It’s late. I’m staying out late tonight. I need this walk to get my head right. I have been thinking about her all day, how she made me cry the first time I met her.
Naked I was yet she didn’t clothe me rather she told me that I’ll get a cloth if I wanted one. It was cold and I was naked too, it was unbearable maybe that was why I let out that cry the first time I met her.
She was all I had and all I ever wanted. Oh! I can’t really say she was all I ever wanted because I had no choice, had no other alternatives to choose from.
Eventually I got a cloth to clothe myself and also stopped myself from crying as she looked at me and smiled and said “You’re getting a hang of it boy, I’m impressed”. I gave a nod and left but she wasn’t letting go of me just yet. She walked behind me or rather she walked side by side me till this moment.
I decided to take this walk because I have being sleeping all day or rather lying in bed thinking all day. I was thinking about how I got up from the bed, stood in the middle of the room because I was thirsty, I walked towards the refrigerator and pulled on the handle as the fresh cold air fell on my face and filled my nostrils then, I looked in, in search of water and to my greatest dismay, there was no water in the refrigerator. Oh! There was no water in the refrigerator because I forgot I never had a refrigerator in the first place.

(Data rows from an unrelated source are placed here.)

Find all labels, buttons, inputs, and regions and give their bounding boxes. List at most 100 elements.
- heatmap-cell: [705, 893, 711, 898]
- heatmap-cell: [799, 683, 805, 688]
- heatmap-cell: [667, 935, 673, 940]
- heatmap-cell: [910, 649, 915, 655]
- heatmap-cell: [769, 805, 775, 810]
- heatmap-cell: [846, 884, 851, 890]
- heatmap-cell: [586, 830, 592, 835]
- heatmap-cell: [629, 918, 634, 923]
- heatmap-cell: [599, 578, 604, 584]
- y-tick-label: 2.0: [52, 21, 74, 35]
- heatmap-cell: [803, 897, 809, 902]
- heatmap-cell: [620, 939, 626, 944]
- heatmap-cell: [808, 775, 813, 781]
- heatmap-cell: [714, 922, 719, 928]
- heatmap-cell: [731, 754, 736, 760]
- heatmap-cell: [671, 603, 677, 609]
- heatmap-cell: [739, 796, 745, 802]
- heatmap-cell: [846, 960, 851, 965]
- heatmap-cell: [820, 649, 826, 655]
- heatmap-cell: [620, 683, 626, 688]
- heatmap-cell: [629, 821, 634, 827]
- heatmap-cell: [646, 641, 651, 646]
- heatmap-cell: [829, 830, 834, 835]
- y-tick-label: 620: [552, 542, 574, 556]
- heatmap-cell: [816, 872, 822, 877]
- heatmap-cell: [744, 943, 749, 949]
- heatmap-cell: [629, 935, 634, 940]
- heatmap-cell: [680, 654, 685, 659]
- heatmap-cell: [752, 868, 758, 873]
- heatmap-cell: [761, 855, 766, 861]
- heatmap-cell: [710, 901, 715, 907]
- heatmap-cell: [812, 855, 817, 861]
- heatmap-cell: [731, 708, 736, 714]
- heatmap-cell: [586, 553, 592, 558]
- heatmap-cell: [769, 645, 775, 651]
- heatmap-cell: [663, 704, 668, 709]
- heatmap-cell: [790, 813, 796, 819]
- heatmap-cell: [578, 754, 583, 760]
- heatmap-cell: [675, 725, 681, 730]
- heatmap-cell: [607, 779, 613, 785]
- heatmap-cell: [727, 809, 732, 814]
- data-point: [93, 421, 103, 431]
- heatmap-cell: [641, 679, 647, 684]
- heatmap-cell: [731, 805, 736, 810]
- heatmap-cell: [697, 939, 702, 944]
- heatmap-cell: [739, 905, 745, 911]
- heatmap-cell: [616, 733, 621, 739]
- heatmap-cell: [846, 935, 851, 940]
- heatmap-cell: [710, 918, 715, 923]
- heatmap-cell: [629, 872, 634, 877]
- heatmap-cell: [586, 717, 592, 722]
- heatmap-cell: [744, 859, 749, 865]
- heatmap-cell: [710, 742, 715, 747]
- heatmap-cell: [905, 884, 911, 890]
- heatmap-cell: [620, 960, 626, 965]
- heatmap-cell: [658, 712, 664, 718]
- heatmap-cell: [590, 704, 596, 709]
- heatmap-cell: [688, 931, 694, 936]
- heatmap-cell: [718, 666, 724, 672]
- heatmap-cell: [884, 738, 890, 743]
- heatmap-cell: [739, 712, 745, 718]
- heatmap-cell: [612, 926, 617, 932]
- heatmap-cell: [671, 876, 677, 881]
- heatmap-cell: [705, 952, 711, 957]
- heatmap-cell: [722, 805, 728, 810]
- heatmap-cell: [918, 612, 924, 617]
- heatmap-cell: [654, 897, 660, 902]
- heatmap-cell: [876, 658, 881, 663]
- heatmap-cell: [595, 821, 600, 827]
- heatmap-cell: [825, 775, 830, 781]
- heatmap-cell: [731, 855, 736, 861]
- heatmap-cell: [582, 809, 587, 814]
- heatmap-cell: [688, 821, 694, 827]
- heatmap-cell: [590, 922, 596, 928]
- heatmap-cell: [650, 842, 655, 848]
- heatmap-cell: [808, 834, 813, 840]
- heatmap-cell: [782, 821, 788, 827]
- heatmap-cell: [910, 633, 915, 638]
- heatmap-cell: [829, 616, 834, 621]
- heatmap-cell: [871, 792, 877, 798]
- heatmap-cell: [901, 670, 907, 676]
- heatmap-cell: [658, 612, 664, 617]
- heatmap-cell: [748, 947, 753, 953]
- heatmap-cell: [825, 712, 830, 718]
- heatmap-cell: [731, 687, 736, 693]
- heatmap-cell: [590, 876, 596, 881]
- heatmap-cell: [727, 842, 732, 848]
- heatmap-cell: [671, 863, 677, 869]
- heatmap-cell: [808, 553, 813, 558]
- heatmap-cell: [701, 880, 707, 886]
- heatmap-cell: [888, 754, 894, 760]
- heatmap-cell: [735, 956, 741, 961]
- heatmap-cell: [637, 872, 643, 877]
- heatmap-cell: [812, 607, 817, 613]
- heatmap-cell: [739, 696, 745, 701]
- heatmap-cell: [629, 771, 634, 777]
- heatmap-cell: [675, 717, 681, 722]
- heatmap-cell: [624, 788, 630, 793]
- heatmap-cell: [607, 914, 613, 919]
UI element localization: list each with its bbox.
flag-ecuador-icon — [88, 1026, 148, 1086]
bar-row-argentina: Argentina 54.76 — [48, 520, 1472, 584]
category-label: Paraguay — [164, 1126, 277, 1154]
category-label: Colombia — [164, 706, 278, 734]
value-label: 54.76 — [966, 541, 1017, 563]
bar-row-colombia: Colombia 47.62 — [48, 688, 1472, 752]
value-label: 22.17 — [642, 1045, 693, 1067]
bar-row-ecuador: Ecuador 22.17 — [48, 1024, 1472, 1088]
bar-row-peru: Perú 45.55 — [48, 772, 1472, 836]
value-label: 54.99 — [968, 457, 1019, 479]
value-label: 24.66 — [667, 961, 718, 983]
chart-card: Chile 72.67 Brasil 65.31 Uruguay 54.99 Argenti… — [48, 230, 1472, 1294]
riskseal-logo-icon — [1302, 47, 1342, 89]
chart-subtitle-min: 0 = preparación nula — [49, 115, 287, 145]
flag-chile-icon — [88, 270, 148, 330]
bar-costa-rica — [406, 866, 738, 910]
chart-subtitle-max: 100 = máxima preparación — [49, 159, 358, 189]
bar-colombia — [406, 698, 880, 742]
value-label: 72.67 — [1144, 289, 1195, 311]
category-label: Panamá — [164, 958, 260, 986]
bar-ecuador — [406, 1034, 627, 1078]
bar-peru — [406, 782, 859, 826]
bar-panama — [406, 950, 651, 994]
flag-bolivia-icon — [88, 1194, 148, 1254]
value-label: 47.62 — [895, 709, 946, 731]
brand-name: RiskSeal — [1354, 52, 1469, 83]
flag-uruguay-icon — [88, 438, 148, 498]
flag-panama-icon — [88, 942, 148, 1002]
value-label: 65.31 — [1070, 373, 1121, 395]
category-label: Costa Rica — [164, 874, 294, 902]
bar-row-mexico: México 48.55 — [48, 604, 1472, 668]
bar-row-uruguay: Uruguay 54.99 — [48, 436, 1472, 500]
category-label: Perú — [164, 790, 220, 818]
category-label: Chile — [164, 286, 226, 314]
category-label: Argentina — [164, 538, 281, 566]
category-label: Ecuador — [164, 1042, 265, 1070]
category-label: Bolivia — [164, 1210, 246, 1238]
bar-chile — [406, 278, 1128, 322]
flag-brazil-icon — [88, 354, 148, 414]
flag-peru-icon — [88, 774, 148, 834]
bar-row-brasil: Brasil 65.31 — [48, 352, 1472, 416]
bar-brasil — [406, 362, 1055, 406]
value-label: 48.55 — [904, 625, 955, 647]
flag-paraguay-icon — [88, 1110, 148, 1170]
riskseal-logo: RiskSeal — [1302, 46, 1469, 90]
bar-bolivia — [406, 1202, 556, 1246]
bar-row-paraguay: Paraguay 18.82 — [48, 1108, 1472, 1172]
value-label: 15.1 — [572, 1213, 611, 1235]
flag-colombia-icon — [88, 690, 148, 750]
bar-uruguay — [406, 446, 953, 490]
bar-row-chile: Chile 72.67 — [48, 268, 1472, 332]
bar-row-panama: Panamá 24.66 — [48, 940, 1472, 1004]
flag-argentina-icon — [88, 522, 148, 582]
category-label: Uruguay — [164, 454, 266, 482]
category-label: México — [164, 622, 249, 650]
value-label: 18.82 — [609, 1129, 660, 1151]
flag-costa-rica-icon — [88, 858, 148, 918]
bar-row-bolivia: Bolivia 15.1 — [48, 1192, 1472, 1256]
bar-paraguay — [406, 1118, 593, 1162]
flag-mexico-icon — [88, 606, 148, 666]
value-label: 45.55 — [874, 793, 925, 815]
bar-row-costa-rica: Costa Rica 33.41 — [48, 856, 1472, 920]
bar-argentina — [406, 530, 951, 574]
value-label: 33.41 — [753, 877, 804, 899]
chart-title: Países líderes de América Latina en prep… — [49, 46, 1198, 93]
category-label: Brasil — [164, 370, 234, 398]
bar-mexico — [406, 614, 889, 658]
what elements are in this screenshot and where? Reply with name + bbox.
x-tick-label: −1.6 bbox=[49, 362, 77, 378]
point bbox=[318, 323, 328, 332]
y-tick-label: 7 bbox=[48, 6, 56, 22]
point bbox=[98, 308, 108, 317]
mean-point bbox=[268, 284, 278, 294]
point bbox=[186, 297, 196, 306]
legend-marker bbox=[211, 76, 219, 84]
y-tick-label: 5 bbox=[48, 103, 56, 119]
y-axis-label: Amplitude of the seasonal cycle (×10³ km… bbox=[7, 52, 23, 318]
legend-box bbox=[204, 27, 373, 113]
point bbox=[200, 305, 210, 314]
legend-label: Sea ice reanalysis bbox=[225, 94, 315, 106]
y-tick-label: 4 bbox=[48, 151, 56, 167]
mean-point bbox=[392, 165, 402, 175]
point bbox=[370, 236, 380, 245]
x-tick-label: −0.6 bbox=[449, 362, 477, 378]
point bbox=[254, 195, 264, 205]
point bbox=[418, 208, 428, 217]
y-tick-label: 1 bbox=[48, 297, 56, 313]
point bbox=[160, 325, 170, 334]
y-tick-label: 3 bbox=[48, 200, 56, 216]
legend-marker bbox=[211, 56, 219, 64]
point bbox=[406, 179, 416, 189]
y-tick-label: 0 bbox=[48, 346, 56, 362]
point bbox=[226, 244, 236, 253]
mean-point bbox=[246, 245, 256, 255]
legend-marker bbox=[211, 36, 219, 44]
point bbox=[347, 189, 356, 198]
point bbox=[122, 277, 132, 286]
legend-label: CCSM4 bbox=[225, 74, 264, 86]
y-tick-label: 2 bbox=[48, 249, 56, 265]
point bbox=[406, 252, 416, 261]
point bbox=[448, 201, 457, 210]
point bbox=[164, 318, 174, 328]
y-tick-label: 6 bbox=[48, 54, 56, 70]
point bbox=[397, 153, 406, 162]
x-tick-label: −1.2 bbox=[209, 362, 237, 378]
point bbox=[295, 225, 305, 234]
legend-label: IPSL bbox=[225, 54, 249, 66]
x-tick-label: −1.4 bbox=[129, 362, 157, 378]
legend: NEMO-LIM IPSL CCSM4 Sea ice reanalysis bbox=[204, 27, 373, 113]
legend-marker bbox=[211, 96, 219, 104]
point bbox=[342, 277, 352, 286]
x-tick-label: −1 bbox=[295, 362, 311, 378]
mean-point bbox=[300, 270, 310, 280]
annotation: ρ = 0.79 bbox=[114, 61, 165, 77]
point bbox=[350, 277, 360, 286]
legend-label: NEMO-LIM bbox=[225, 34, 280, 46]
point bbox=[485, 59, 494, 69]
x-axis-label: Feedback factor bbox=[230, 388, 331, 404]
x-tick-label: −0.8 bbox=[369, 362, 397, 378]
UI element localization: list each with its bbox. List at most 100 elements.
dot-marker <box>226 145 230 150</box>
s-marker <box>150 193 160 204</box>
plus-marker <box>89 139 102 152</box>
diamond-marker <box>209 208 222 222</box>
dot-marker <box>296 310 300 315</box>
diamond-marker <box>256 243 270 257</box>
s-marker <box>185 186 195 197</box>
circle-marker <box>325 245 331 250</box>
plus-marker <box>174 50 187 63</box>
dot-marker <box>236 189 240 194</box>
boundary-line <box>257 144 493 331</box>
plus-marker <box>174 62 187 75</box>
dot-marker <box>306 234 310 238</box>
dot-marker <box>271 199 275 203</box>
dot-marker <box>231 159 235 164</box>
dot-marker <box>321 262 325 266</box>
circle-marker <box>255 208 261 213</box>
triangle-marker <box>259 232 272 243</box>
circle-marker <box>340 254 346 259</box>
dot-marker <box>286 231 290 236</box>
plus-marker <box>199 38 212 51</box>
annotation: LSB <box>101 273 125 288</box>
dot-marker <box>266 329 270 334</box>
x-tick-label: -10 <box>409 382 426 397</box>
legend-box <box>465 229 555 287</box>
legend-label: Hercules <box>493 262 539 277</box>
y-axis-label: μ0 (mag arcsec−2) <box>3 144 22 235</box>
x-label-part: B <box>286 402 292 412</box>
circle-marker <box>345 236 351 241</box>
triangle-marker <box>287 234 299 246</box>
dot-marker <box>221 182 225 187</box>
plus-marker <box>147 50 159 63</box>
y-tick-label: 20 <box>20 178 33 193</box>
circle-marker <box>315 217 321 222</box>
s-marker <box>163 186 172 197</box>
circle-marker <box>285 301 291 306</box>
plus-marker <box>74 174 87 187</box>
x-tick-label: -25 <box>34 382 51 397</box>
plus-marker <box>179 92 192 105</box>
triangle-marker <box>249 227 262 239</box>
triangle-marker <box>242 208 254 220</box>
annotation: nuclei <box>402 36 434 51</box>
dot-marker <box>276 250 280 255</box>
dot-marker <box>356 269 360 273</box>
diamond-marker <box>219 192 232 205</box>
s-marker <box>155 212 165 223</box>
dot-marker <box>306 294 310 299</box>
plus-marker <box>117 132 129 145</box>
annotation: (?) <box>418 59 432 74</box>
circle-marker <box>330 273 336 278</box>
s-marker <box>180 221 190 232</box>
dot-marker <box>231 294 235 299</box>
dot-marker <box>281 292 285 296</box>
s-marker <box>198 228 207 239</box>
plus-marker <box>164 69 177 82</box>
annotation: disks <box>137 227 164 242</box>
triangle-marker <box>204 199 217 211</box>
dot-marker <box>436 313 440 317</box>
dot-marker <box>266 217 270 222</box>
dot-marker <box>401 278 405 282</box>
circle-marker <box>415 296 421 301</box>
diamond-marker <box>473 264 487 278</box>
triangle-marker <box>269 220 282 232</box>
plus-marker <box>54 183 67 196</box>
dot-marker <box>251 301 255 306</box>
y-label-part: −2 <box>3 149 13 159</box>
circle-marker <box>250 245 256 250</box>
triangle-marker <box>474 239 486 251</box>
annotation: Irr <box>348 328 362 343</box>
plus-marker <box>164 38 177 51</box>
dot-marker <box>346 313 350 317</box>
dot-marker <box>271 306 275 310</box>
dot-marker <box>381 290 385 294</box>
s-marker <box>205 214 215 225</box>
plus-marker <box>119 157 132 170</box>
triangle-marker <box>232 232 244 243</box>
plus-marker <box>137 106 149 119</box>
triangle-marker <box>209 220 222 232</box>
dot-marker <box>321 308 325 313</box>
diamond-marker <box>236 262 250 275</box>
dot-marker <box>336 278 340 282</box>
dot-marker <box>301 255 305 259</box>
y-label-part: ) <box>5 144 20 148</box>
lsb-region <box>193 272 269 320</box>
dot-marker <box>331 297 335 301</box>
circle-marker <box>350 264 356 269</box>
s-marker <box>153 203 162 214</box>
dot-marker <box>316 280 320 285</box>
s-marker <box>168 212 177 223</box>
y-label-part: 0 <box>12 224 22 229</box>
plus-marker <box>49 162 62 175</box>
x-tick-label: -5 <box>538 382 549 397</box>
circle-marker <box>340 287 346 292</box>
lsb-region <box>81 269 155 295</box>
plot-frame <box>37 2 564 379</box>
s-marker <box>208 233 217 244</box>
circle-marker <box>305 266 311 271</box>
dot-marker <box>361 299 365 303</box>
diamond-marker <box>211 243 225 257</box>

So slowly I turned and walked into the kitchen and grabbed a cup from the cup rack and placed my hand on the tap as I contemplate on drinking either tap water or packaged bottled water. I chose the tap water over the bottled water because I needed a ‘fresh and running’ water instead of a stagnant bottled water. I drank the ‘fresh and running’ tap water to my full and replaced the cup to the rack and walked back to my bed.
I woke up from my daydream or rather my ‘sleep thinking’ and found myself standing at the entrance to the kitchen with a burning thirst and not being able to go into the kitchen and have a drink. I tried moving forward but my legs didn’t budge. They didn’t move. I struggled some more yet no movement. It felt like my legs were pinned to the ground and I wasn’t even able to shake them let alone move.
So basically I’m not staying out late tonight, it’s all in my head; my daydream.
Alas! I have become like the stagnant bottled water in my daydream instead of the ‘fresh and running’ water I thought I drank. This is exactly how my life is right now – seeing what I desire and not being able to grab it.
The ‘girl’ I have being thinking about all day is my Life, we met at my birth; when I was naked and crying. The refrigerator meant the choice things in life that I never had.